La propriété privée est reconnue par Léon XIII comme étant un droit inaliénable de l’homme :

 

« Mais pareille théorie [l’abolition de la propriété privée] loin d’être capable de mettre fin au conflit, ferait tort à la classe ouvrière elle-même, si elle était mise en pratique. D’ailleurs, elle est souverainement injuste en ce qu’elle viole les droits légitimes des propriétaires, qu’elle dénature les fonctions de l’État et tend à bouleverser de fond en comble l’édifice social. De fait, comme il est facile de le comprendre, la raison intrinsèque du travail entrepris par quiconque exerce un métier, le but immédiat visé par le travailleur, c’est d’acquérir un bien qu’il possédera en propre et comme lui appartenant. »

 

Si Dieu a donné la terre au genre humain tout entier, les hommes peuvent néanmoins la posséder en propre :

 

« Si l’on dit que Dieu a donnée [la terre] en commun aux hommes, cela signifie non pas qu’ils doivent la posséder confusément, mais que Dieu n’a assigné de part à aucun homme en particulier.
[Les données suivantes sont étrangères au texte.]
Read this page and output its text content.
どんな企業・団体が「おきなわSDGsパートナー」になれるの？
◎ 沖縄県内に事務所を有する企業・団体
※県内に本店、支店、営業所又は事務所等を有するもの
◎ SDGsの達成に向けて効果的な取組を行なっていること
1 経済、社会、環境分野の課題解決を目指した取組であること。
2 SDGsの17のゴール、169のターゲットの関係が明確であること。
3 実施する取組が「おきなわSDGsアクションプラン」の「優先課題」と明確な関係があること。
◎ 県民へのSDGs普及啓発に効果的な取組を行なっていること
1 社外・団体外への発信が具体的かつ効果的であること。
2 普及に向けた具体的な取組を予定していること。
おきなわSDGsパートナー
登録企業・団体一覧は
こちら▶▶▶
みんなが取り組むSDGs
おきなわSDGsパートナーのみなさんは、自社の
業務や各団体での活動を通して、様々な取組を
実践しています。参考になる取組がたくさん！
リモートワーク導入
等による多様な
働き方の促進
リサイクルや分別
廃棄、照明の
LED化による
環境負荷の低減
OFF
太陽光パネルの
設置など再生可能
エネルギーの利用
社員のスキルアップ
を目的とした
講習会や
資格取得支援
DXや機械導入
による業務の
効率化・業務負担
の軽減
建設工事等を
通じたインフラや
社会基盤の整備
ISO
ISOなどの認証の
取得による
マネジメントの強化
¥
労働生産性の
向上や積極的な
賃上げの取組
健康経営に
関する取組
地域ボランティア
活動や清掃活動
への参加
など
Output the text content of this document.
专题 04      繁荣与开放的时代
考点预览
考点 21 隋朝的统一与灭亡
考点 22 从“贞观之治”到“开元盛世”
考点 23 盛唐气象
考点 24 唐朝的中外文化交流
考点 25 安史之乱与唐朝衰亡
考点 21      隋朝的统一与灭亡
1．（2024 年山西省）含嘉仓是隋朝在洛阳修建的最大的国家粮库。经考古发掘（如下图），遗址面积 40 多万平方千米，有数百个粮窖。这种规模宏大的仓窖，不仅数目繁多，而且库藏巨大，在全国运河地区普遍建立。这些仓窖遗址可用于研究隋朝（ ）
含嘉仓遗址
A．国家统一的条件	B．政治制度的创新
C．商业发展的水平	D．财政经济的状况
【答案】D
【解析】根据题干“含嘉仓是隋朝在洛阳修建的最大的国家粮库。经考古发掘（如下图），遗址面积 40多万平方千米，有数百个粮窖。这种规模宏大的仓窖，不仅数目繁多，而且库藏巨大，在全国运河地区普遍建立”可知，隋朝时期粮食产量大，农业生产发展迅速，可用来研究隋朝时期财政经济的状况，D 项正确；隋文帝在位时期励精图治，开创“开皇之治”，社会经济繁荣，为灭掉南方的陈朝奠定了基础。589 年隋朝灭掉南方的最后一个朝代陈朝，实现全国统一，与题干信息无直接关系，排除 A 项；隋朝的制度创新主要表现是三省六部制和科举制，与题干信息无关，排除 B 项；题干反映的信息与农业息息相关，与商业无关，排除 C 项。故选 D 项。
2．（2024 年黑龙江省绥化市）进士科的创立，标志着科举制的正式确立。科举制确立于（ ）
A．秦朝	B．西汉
Il a abandonné la délimitation des propriétés à la sagesse des hommes et aux institutions des peuples. Au reste, quoique divisée en propriétés privées, la terre ne laisse pas de servir à la commune utilité de tous, attendu qu’il n’est personne parmi les mortels qui ne se nourrisse du produit des champs. »

 

L’idée exprimée ici est essentielle : la propriété privée est propre à chaque personne et c’est cette propriété qui permet le développement économique et matériel, qui est ensuite redistribué via l’échange. Ce que l’on appelle la distribution universelle des biens. La distribution n’est pas communiste mais bien issue du capitalisme et elle repose sur la propriété privée, qui est la seule qui permet de garantir l’échange.

 

Quant à l’État, il n’a aucune légitimité pour s’approprier le bien des hommes :

 

« Et qu’on n’en appelle pas à la providence de l’État, car l’État est postérieur à l’homme. Avant qu’il pût se former, l’homme déjà avait reçu de la nature le droit de vivre et de protéger son existence. »

 

Ou comment, dès 1891, détruire la légitimité de l’État providence telle qu’il fut défini par Keynes et Lord Beveridge. Le « droit de vivre et de protéger son existence » est un droit naturel, c’est-à-dire qui découle de la nature même de l’homme. Le droit positif ayant comme mission de permettre le bon développement du droit naturel. C’est ce que l’on appelle une société de droit, et c’est au fondement de la pensée libérale.

 

La société est un corps

 

La vision sociale de Léon XIII est celle d’un corps où chaque membre a son utilité. La société ne peut pas reposer sur l’opposition mais sur la coopération, ce qui est l’inverse de la lutte des classes prônée par les marxistes. Les ouvriers sont utiles, comme les patrons. Les deux ont des devoirs et des responsabilités : celui de travailler correctement, d’être justement rémunérés, de participer à l’amélioration de la société, ce que l’on appelle le bien commun.

 

« Dans la société, les deux classes sont destinées par la nature à s’unir harmonieusement dans un parfait équilibre. Elles ont un impérieux besoin l’une de l’autre : il ne peut y avoir de capital sans travail ni de travail sans capital. La concorde engendre l’ordre et la beauté. Au contraire, d’un conflit perpétuel, il ne peut résulter que la confusion des luttes sauvages. »

 

Chaque groupe a des devoirs, envers lui-même, envers les autres, envers la société.

 

« [L’ouvrier] doit fournir intégralement et fidèlement tout le travail auquel il s’est engagé par contrat libre et conforme à l’équité. Il ne doit point léser son patron, ni dans ses biens ni dans sa personne. Ses revendications mêmes doivent être exemptes de violences et ne jamais revêtir la forme de séditions. Il doit fuir les hommes pervers qui, dans des discours mensongers, lui suggèrent des espérances exagérées et lui font de grandes promesses qui n’aboutissent qu’à de stériles regrets et à la ruine des fortunes. »

 

Reconnaissance du contrat « libre et conforme à l’équité », reconnaissance de la légitimité des revendications, et donc du droit de grève, à condition que ces revendications « soient exemptes de violences. »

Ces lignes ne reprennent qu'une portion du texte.